Moll U M, Zaika A
Department of Pathology, State University of New York at Stony Brook, 11794, Stony Brook, NY, USA.
FEBS Lett. 2001 Mar 30;493(2-3):65-9. doi: 10.1016/s0014-5793(01)02284-0.
In contrast to p53-mediated cell cycle arrest, the mechanisms of p53-mediated apoptosis in response to cellular stresses such as DNA damage, hypoxia and oncogenic signals still remain poorly understood. Elucidating these pathways is all the more pressing since there is good evidence that the activation of apoptosis rather than cell cycle arrest is crucial in p53 tumor suppression. Moreover, the therapeutic interest in p53 as the molecular target of anticancer intervention rests mainly on its powerful apoptotic capability. This puzzling elusiveness suggests that p53 not only engages a plethora of downstream pathways but itself might possess a biochemical flexibility that goes beyond its role as a mere transcription factor. Recent evidence of a direct pro-apoptotic role of p53 protein at mitochondria suggests a synergistic effect with its transcriptional activation function and brings an unexpected new level of complexity into p53 apoptotic pathways.

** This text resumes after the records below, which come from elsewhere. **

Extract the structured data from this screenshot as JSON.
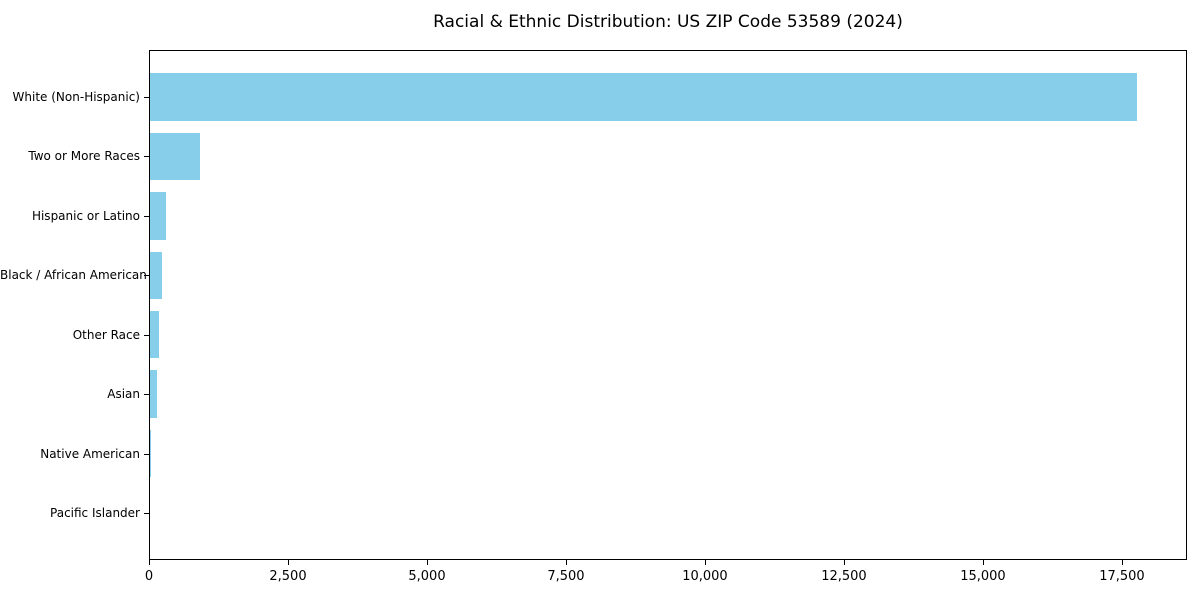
{
  "title": "Racial & Ethnic Distribution: US ZIP Code 53589 (2024)",
  "colors": {
    "bar": "#87CEEB",
    "axis": "#000000",
    "text": "#000000",
    "background": "#ffffff"
  },
  "chart_data": {
    "type": "bar",
    "orientation": "horizontal",
    "title": "Racial & Ethnic Distribution: US ZIP Code 53589 (2024)",
    "xlabel": "",
    "ylabel": "",
    "categories": [
      "White (Non-Hispanic)",
      "Two or More Races",
      "Hispanic or Latino",
      "Black / African American",
      "Other Race",
      "Asian",
      "Native American",
      "Pacific Islander"
    ],
    "values": [
      17750,
      900,
      290,
      215,
      155,
      130,
      20,
      0
    ],
    "xlim": [
      0,
      18670
    ],
    "xticks": [
      0,
      2500,
      5000,
      7500,
      10000,
      12500,
      15000,
      17500
    ],
    "xtick_labels": [
      "0",
      "2,500",
      "5,000",
      "7,500",
      "10,000",
      "12,500",
      "15,000",
      "17,500"
    ],
    "grid": false,
    "legend": null,
    "bar_color": "#87CEEB"
  }
}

与p53介导的细胞周期停滞不同,p53在应对诸如DNA损伤、缺氧和致癌信号等细胞应激时介导细胞凋亡的机制仍知之甚少。鉴于有充分证据表明凋亡而非细胞周期停滞的激活在p53肿瘤抑制中至关重要,阐明这些途径就显得更加紧迫。此外,将p53作为抗癌干预分子靶点的治疗意义主要在于其强大的凋亡能力。这种令人费解的难以捉摸表明,p53不仅涉及众多下游途径,而且其本身可能具有超越其作为单纯转录因子角色的生化灵活性。最近有证据表明p53蛋白在线粒体上具有直接的促凋亡作用,这表明它与其转录激活功能具有协同效应,并给p53凋亡途径带来了意想不到的新的复杂程度。